Not knowing what to expect, we set out for the first weekend excited about learning things that would help us in our mission to grow something good on the Northside. I am not usually comfortable meeting a lot of new people—especially in larger groups—and spending a whole weekend around them. But, what we found when we got there was a whole group of nice folks that were genuinely concerned about God’s creation and one another. The first weekend passed quickly and we learned a lot—even if it was a little overwhelming! During the following weeks, the class lost some people for one reason or another, but as the weekends passed and the group got smaller, something else unexpected happened. Over the course of several weekends worth of classes we shared a lot of lunches and dinners. But most importantly—and my favorite part—we shared a bonfire every Saturday night. With each meal and fire, we started getting a little closer, becoming more of a community instead of a bunch of strangers. We had made the trip to Iredell County to learn how to plant, grow, and cultivate and we found that, sure enough, something was growing in and among us.
This past weekend after dinner, I went up to prepare the fire after dark. People gathered around the fire, including a couple of people that had not previously been able to stay for our fires. After people started drifting away from the fire to bed, I decided to stay until the fire was out and safe to leave. But as it ended up, I did not have to stay alone. Wendy, one of those who had not been able to stay at the fire before, stayed and talked with me until early in the morning. I shared a whole big chunk of my life with her, starting with my addictions, my failures, and being homeless for a while, but also about how another group of strangers had become community for me, when they came into my life four years ago and so graciously took me into their lives. I shared about how they showed me so much love and kindness that it had a profound effect on my life and changed my mind about how life and love should be. In short, I told her about how God had planted something in me through Grace and Main and how that changed everything.

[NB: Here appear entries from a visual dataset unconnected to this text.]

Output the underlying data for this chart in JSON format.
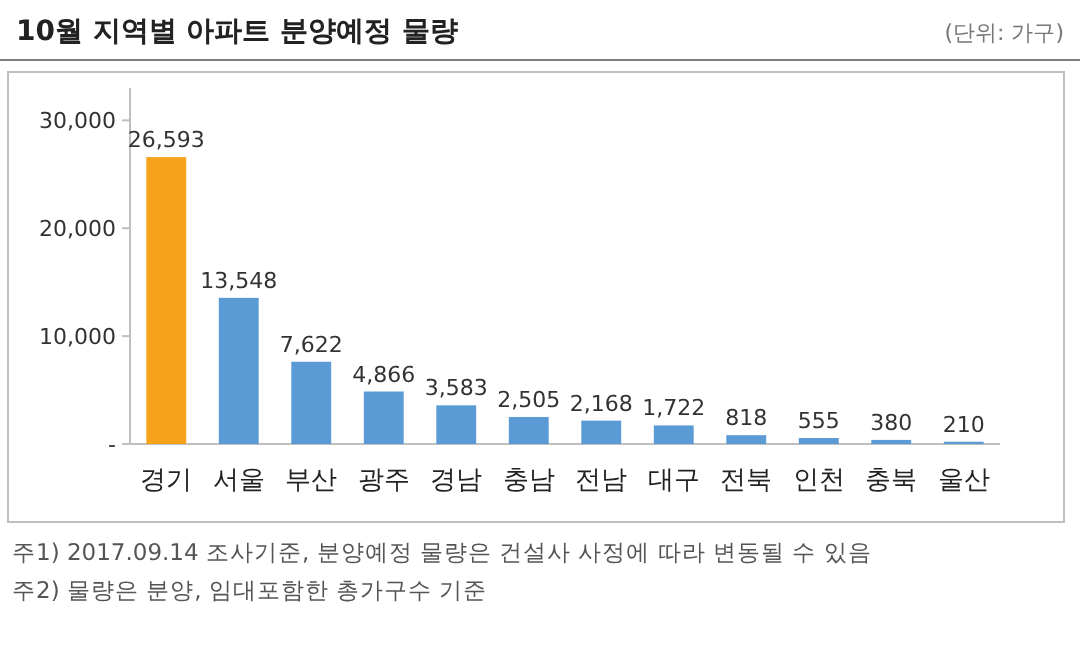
{
  "chart_data": {
    "type": "bar",
    "title": "10월 지역별 아파트 분양예정 물량",
    "subtitle": "(단위: 가구)",
    "categories": [
      "경기",
      "서울",
      "부산",
      "광주",
      "경남",
      "충남",
      "전남",
      "대구",
      "전북",
      "인천",
      "충북",
      "울산"
    ],
    "values": [
      26593,
      13548,
      7622,
      4866,
      3583,
      2505,
      2168,
      1722,
      818,
      555,
      380,
      210
    ],
    "colors": [
      "#f7a21b",
      "#5b9bd5",
      "#5b9bd5",
      "#5b9bd5",
      "#5b9bd5",
      "#5b9bd5",
      "#5b9bd5",
      "#5b9bd5",
      "#5b9bd5",
      "#5b9bd5",
      "#5b9bd5",
      "#5b9bd5"
    ],
    "ylim": [
      0,
      33000
    ],
    "yticks": [
      {
        "value": 0,
        "label": "-"
      },
      {
        "value": 10000,
        "label": "10,000"
      },
      {
        "value": 20000,
        "label": "20,000"
      },
      {
        "value": 30000,
        "label": "30,000"
      }
    ],
    "value_labels": [
      "26,593",
      "13,548",
      "7,622",
      "4,866",
      "3,583",
      "2,505",
      "2,168",
      "1,722",
      "818",
      "555",
      "380",
      "210"
    ],
    "annotations": [
      "주1) 2017.09.14 조사기준, 분양예정 물량은 건설사 사정에 따라 변동될 수 있음",
      "주2) 물량은 분양, 임대포함한 총가구수 기준"
    ]
  }
}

Wendy also shared a lot of her life’s story with me—her struggles, her fears, and her hopes and dreams for her life and for the life she wanted for her sons. That night was for sharing, and I found myself telling her things that I hardly ever tell anyone I don’t know well. Over shared stories, we continued to become community. After all, everyone at the class came for different reasons and looking for different things. I believe that everyone there found something special. Some found a friend or a confidant, and others found peace of mind or a feeling of accomplishment. Some of us found that God is a gardener and growing community in unexpected places. There is definitely more growing in Iredell County, North Carolina, than just vegetables, but there is also more than vegetables growing in Danville, Virginia, and in our hearts, as well.